Following breakfast we enjoyed a long and leisurely snorkel around the islet of Champion. The water was cool, clear and teeming with fish of many varieties. Huge schools of king angels were feeding near the surface and we swam among them, marveling at the brilliant orange of their tails contrasting with a deep purple body which is dissected by a bright vertical white stripe. Lovely fish, and there were hundreds of them! We saw huge schools of gray chubs and "gringos" and could have identified at least twenty other species. White tipped reef sharks slept on a shelf and once they were disturbed they cruised slowly in circles below us. Sea lions joined us and swam below and behind and around us in graceful loops which, when we tried to copy and follow them left us breathless and laughing. This morning we had time to snorkel to our heart’s content: and indeed there was not one of us who was not feeling just that – extremely contented – when we finally were tired and chilled and climbed into the pangas.

In the afternoon we had options: deep water snorkeling at Devil’s Crown, sea kayaking from the Baronessa’s Bay back to the ship, and then hiking from the olivine beach along the cindery trail at Punta Cormorant. Each outing was superb: the snorkelers returned exuberant with all they had seen, the kayakers explored the turquoise bay where tens of sea turtles swam and then paddled across a flat sea back to the ship as the sun came out hot and strong. They marveled that they reached the ship so painlessly – thinking that it was going to be a long hard paddle – but it was not.

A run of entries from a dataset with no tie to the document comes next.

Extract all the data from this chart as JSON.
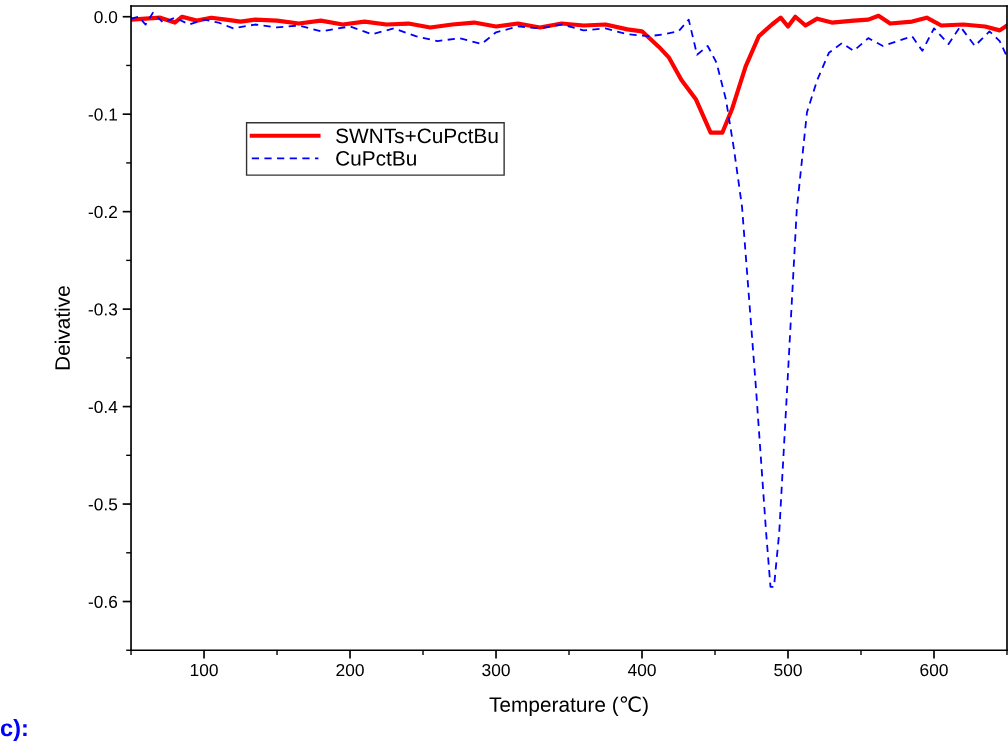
{
  "chart_data": {
    "type": "line",
    "xlabel": "Temperature (℃)",
    "ylabel": "Deivative",
    "annotations": [
      "c):"
    ],
    "xlim": [
      50,
      650
    ],
    "xticks": [
      100,
      200,
      300,
      400,
      500,
      600
    ],
    "ylim": [
      -0.65,
      0.011
    ],
    "yticks": [
      {
        "value": 0,
        "label": "0.0"
      },
      -0.1,
      -0.2,
      -0.3,
      -0.4,
      -0.5,
      -0.6
    ],
    "grid": false,
    "legend": "top left",
    "marker": "none",
    "series": [
      {
        "name": "SWNTs+CuPctBu",
        "color": "#ff0000",
        "line_style": "solid",
        "x": [
          50,
          60,
          70,
          80,
          85,
          95,
          105,
          115,
          125,
          135,
          150,
          165,
          180,
          195,
          210,
          225,
          240,
          255,
          270,
          285,
          300,
          315,
          330,
          345,
          360,
          375,
          390,
          400,
          411.6,
          418.5,
          427,
          437,
          447,
          455,
          461.6,
          471,
          480,
          489,
          495,
          500,
          505,
          512,
          520,
          530,
          545,
          555,
          562,
          570,
          585,
          595,
          605,
          620,
          635,
          645,
          650
        ],
        "values": [
          -0.003,
          -0.002,
          -0.001,
          -0.006,
          0.0,
          -0.004,
          -0.001,
          -0.003,
          -0.005,
          -0.003,
          -0.004,
          -0.007,
          -0.004,
          -0.008,
          -0.005,
          -0.008,
          -0.007,
          -0.011,
          -0.008,
          -0.006,
          -0.01,
          -0.007,
          -0.011,
          -0.007,
          -0.009,
          -0.008,
          -0.013,
          -0.015,
          -0.031,
          -0.042,
          -0.065,
          -0.085,
          -0.119,
          -0.119,
          -0.095,
          -0.051,
          -0.02,
          -0.008,
          -0.001,
          -0.01,
          0.0,
          -0.009,
          -0.002,
          -0.006,
          -0.004,
          -0.003,
          0.001,
          -0.007,
          -0.005,
          -0.001,
          -0.009,
          -0.008,
          -0.01,
          -0.014,
          -0.009
        ]
      },
      {
        "name": "CuPctBu",
        "color": "#0000ff",
        "line_style": "dashed",
        "x": [
          50,
          55,
          60,
          65,
          72,
          80,
          90,
          100,
          110,
          120,
          135,
          150,
          165,
          180,
          200,
          215,
          230,
          245,
          260,
          275,
          290,
          300,
          315,
          330,
          345,
          360,
          375,
          390,
          405,
          415,
          425,
          432,
          437.7,
          445,
          451,
          457.5,
          463,
          468.5,
          478,
          485,
          488,
          490.4,
          494,
          499,
          506,
          513,
          520,
          528,
          537,
          545,
          555,
          565,
          575,
          585,
          592,
          600,
          610,
          618,
          628,
          638,
          645,
          650
        ],
        "values": [
          -0.002,
          0.0,
          -0.008,
          0.004,
          -0.006,
          -0.001,
          -0.008,
          -0.003,
          -0.006,
          -0.012,
          -0.008,
          -0.011,
          -0.009,
          -0.015,
          -0.01,
          -0.018,
          -0.012,
          -0.02,
          -0.025,
          -0.022,
          -0.028,
          -0.016,
          -0.01,
          -0.012,
          -0.008,
          -0.014,
          -0.012,
          -0.018,
          -0.02,
          -0.018,
          -0.015,
          -0.003,
          -0.039,
          -0.03,
          -0.047,
          -0.085,
          -0.136,
          -0.195,
          -0.38,
          -0.529,
          -0.585,
          -0.585,
          -0.529,
          -0.393,
          -0.198,
          -0.098,
          -0.065,
          -0.037,
          -0.027,
          -0.035,
          -0.022,
          -0.03,
          -0.025,
          -0.02,
          -0.035,
          -0.012,
          -0.028,
          -0.01,
          -0.03,
          -0.015,
          -0.025,
          -0.041
        ]
      }
    ]
  }
}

On the hike we found flamingos, both adults and young ones, in the brackish lagoon and crossed over the point to a sea turtle nesting beach composed of fine white sand. As the sun set and the afternoon turned golden, our guests may have wondered what we could possibly do tomorrow that could be as exciting and interesting – as outstanding and different – as each day of this expedition has so far been. I know: Española Island and the waved albatross are waiting.